The Marcy South project, a joint venture of the NYPA and NYSEG, is expected to provide up to 440 MW of additional transmission capacity – enough to power more than 400,000 homes, the companies assert. They further state that the goal of the project is to help relieve transmission congestion, or bottlenecks, that affect the ability to deliver surplus upstate electricity – from predominantly cleaner renewable sources, such as wind and hydropower – to the downstate region, which accounts for the majority of the state’s energy use.

The project involves the installation of three capacitor banks – small facilities each about 30 feet wide, 60 feet long and two stories high – which contain equipment that offers greater control of power movement. The companies add that series capacitors raise voltage and keep it at a constant level, enhancing transmission efficiency, and that two capacitor banks were installed by the NYPA, while the third was installed by NYSEG.

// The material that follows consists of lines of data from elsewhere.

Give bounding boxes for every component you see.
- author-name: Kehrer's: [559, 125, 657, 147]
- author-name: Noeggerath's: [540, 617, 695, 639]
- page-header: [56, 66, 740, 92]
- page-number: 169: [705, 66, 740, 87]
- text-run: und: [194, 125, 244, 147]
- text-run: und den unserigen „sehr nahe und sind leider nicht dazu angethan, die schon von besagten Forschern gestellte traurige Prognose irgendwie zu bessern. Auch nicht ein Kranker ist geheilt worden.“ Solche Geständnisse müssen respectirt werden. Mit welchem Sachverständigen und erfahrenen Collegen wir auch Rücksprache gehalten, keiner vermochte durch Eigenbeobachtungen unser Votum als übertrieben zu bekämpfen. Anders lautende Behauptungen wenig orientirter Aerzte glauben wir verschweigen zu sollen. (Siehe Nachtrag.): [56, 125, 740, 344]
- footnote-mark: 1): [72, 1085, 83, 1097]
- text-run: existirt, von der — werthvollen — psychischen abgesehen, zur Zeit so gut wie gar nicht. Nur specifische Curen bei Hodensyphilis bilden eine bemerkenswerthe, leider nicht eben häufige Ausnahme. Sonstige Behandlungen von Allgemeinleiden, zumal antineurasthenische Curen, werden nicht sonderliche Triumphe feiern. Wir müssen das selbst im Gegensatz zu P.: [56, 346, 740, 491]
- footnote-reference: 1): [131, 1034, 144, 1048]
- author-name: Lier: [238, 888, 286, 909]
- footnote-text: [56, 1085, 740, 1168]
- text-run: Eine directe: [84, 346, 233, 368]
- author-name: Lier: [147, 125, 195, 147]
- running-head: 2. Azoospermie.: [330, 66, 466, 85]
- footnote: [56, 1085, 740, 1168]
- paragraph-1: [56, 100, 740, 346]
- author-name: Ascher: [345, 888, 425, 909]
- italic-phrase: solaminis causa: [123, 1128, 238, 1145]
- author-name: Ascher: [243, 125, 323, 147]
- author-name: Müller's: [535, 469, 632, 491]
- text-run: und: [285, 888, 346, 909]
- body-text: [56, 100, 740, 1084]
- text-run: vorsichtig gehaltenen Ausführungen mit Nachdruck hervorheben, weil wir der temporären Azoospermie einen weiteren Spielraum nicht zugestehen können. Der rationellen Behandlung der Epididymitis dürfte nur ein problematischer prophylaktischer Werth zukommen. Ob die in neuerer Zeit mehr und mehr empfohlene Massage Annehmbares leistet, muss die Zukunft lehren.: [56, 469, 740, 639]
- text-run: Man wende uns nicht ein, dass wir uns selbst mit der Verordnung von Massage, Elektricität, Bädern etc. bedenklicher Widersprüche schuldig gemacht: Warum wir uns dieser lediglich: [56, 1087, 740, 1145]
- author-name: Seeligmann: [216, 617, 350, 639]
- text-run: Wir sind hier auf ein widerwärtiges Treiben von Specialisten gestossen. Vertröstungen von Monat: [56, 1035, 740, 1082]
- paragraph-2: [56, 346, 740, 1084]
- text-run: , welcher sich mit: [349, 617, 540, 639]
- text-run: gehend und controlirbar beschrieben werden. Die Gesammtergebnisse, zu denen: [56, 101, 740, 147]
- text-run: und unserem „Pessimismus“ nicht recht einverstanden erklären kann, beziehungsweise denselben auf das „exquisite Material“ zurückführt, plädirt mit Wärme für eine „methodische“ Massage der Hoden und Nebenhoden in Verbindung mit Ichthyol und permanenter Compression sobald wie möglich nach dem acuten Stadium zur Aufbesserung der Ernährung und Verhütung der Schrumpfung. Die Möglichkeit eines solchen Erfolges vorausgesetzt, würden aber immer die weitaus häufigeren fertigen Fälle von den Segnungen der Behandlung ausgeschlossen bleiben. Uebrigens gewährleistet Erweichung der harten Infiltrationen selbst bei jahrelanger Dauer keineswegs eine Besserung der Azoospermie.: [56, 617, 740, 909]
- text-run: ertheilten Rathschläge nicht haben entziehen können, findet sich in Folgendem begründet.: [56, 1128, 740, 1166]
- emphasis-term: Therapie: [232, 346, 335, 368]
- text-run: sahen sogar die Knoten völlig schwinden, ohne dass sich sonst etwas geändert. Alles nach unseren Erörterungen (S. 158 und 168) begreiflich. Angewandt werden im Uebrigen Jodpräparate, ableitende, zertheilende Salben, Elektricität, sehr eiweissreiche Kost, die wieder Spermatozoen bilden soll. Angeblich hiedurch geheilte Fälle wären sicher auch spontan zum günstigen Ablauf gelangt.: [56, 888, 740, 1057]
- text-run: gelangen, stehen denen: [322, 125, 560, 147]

The project is estimated to increase power flow on parallel 345 kV transmission lines by as much as 440 MW, about the capacity of a medium-sized power plant. According to the companies, the capacitors will enable operators to have more awareness of transmission conditions so power can be dispatched more effectively to areas where it’s needed most.

“We cannot overstate the value of the technology that we’re installing to bolster the reliability and flexibility of New York state’s transmission system,” says Gil C. Quiniones, NYPA president and CEO. “These improvements will allow inexpensive, clean power to travel the state’s energy highway more efficiently and make the power grid more robust.”

NYSEG says it plans to transfer its $61 million portion of the Marcy South project – the NYPA spent $59 million – to New York Transco, a public-private partnership of investor-owned utilities in New York, at a future date.

The companies continue, saying that all three series capacitors will be located at the NYSEG Fraser substation in Delhi, Delaware County. The NYPA’s capacitor banks will support 135 miles of lines that run from the town of Marcy in Oneida County, outside of Utica, to the town of Rockland, Sullivan County – an area that has been identified as a bottleneck impeding power flow to high-demand areas, such as New York City, Long Island and Westchester County.

The project, which began in late 2015, also involved replacing about 22 miles of conductors and upgrading some structures on NYSEG’s portion of the Marcy South transmission line.

“The Marcy South Series Compensation Project is consistent with the kind of upgrades to the state’s energy highway that we’ve been waiting for, so this is a welcome project to improve our in-state transmission and power-generation efficiency,” says Senate Energy Committee Chairman Joseph Griffo.